Friday, Aug. 18, 1967
Lofty Solutions
New York, with some 50,000 working artists, can lay claim to being the art center of the world. But almost to a man, artists are plagued by a common problem: lack of light and space big enough to serve as studios. The fact that the art community continues to swell and that works these days grow ever larger only exacerbates the problem. To get a space big enough to work in, Painter Mark Rothko, for instance, once took over the gymnasium of a no longer used Bowery high school. Helen Frankenthaler, who ordinarily works out of an East Side brownstone, had to hire a theater to stretch out her 30-ft.-high banner painting for Expo 67. Ellsworth Kelly confesses that he never saw one of his large canvases all in one piece until it was put together in an exhibition. Some artists, such as Jasper Johns and Robert Rauschenberg, who work on the same billboard scale as James Rosenquist, have bought their own buildings.
By and large, artists have tried to solve the problem by moving into old industrial lofts. But living there often meant breaking the city's fire and non-occupancy laws or entailed the double cost of maintaining separate living and studio quarters. And with urban renewal, even lofts are becoming a rarity.
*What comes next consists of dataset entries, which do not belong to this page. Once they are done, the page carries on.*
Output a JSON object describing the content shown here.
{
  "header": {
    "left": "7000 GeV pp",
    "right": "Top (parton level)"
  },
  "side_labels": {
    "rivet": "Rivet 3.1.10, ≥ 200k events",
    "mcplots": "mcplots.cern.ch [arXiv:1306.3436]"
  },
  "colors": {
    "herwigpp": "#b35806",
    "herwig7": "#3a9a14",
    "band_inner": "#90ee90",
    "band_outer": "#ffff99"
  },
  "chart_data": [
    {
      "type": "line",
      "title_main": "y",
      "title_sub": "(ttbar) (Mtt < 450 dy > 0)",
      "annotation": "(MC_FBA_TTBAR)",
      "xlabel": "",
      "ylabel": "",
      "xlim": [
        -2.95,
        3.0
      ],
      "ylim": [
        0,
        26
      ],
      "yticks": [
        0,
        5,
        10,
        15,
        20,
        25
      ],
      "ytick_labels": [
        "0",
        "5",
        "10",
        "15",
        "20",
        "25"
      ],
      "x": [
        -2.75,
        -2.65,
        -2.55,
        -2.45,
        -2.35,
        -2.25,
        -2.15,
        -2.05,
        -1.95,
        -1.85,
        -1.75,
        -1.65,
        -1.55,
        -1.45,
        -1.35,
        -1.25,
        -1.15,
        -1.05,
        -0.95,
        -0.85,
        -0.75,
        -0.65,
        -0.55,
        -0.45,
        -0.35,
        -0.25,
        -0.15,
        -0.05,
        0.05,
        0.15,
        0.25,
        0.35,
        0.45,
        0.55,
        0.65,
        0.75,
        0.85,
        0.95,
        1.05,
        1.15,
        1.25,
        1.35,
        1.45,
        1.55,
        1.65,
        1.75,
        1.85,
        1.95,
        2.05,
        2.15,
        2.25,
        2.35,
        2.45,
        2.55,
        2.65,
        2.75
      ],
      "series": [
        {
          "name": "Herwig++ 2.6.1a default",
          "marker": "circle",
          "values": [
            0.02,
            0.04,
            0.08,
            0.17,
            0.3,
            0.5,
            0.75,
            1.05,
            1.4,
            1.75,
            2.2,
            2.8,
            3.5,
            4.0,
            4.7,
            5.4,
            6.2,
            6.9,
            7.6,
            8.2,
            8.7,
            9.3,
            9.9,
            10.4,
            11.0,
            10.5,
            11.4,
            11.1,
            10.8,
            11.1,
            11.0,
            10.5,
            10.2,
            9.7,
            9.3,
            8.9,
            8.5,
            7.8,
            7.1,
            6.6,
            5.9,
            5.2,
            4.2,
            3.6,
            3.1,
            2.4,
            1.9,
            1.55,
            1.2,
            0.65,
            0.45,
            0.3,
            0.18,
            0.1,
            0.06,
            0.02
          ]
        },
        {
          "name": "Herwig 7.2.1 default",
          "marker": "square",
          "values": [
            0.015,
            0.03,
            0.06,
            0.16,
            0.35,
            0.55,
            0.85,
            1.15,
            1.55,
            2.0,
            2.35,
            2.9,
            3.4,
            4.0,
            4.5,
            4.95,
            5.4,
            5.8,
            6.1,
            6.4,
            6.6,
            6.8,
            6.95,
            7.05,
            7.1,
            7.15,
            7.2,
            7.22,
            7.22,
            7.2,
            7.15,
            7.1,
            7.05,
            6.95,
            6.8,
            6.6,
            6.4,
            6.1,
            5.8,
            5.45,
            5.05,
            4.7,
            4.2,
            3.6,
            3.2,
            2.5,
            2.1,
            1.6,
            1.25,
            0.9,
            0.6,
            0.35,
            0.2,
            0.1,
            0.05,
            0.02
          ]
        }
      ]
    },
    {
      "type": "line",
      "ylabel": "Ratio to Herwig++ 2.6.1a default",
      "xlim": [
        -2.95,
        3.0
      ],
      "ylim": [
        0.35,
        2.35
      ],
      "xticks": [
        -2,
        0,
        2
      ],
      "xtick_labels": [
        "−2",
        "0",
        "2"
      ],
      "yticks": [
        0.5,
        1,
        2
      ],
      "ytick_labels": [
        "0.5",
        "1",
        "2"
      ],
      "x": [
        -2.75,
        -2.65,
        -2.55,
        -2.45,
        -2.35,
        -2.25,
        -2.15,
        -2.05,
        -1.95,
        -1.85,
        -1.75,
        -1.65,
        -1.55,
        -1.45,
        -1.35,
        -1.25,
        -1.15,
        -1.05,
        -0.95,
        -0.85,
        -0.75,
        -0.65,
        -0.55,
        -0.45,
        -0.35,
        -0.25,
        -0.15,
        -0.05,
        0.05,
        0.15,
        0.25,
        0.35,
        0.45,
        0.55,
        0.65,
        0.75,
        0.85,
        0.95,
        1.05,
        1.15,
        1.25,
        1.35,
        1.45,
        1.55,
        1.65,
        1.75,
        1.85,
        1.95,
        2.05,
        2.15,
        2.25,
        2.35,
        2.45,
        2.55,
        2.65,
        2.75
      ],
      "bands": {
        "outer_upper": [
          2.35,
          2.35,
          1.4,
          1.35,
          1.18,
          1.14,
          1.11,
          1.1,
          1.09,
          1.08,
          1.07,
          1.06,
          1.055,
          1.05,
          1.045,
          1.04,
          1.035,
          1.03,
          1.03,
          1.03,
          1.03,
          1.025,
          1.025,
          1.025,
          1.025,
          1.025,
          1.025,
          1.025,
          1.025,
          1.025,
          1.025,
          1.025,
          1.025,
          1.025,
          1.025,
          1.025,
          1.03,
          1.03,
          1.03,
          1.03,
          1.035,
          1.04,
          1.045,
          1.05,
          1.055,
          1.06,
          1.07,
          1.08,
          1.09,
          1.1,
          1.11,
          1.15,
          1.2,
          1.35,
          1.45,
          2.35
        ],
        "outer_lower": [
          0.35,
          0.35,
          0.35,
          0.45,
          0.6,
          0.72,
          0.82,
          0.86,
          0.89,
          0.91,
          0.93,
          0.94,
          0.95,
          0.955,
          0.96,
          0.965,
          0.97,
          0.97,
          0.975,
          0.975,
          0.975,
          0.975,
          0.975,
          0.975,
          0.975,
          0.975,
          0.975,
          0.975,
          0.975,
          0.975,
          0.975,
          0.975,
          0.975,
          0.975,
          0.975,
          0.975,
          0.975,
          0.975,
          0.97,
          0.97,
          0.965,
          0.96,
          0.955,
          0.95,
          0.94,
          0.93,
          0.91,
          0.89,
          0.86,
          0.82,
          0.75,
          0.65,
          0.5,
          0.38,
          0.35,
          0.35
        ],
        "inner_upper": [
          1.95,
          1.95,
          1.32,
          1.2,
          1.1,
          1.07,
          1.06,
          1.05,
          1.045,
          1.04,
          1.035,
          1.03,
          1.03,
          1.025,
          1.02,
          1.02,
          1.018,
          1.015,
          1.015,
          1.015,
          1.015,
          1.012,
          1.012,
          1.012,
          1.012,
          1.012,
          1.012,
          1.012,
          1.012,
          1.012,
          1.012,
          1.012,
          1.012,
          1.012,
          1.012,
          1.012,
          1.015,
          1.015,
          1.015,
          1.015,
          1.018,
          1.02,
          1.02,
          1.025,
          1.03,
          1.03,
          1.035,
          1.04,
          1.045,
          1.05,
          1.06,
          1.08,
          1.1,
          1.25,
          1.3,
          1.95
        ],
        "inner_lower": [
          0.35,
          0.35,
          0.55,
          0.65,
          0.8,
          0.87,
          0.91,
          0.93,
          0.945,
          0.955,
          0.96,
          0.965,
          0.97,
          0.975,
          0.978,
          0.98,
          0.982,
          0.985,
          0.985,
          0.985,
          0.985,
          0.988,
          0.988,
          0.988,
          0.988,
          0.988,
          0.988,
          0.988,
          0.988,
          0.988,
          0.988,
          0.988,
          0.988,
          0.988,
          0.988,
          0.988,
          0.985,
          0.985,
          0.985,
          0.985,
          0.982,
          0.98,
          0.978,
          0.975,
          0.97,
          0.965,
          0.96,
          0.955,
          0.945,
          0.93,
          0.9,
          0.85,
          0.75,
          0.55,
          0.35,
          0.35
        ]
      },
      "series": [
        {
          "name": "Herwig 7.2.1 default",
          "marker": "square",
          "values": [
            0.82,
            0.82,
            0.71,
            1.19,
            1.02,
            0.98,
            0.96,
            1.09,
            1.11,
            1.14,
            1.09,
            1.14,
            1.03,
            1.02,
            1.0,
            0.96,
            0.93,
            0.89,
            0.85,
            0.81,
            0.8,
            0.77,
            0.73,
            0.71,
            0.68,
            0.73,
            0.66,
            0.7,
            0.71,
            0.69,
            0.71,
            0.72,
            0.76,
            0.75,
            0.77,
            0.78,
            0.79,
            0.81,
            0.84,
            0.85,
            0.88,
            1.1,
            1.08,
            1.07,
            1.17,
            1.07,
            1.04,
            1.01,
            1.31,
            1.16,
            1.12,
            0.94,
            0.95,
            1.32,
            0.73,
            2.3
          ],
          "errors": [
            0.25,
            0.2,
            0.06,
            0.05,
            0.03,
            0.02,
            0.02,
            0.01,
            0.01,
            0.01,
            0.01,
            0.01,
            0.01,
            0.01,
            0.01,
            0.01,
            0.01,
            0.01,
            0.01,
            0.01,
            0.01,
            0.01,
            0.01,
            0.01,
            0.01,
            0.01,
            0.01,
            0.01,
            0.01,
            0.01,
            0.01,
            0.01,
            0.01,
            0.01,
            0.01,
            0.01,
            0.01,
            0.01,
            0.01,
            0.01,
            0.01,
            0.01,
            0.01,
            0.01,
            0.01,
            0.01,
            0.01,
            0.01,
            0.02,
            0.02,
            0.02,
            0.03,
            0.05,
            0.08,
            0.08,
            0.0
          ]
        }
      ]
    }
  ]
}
Last week a spate of new projects, all aimed at alleviating their housing problem, convinced artists that their pleas for help might at last be beginning to register.
The National Council on the Arts and the J. M. Kaplan Fund announced a joint project to convert the eight-building Bell Telephone Laboratories on Manhattan's Lower West Side into a $10 million artists' center providing housing for 500 painters, writers, musicians, dancers and film makers. At the same time, Lyons Houses, which owns' a chain of dollar-a-night hotels on New York's Bowery (where artists have traditionally hobnobbed with derelicts) began renovating one of them, the Alabama, into studio housing, eventually may follow suit with others. And in Brooklyn Heights, the city has decided to include a low-cost studio cooperative for artists in its urban-renewal plans.
Of the projects, the conversion of the Bell Laboratories is by far the most ambitious undertaking. The building itself--where Herbert Hoover watched the first television demonstration, Jascha Heifetz recorded on one of the first "primitive" hi-fi systems, and Sam Warner made the first "talkie"--is peculiarly suitable, with its 10-ft. to 16-ft. ceilings, a cafeteria and an auditorium, all features that Architect Richard Meier hopes to preserve in the ren ovation. Tenants, to be screened by a citizens' committee, will be able to rent units at approximately $110 a month.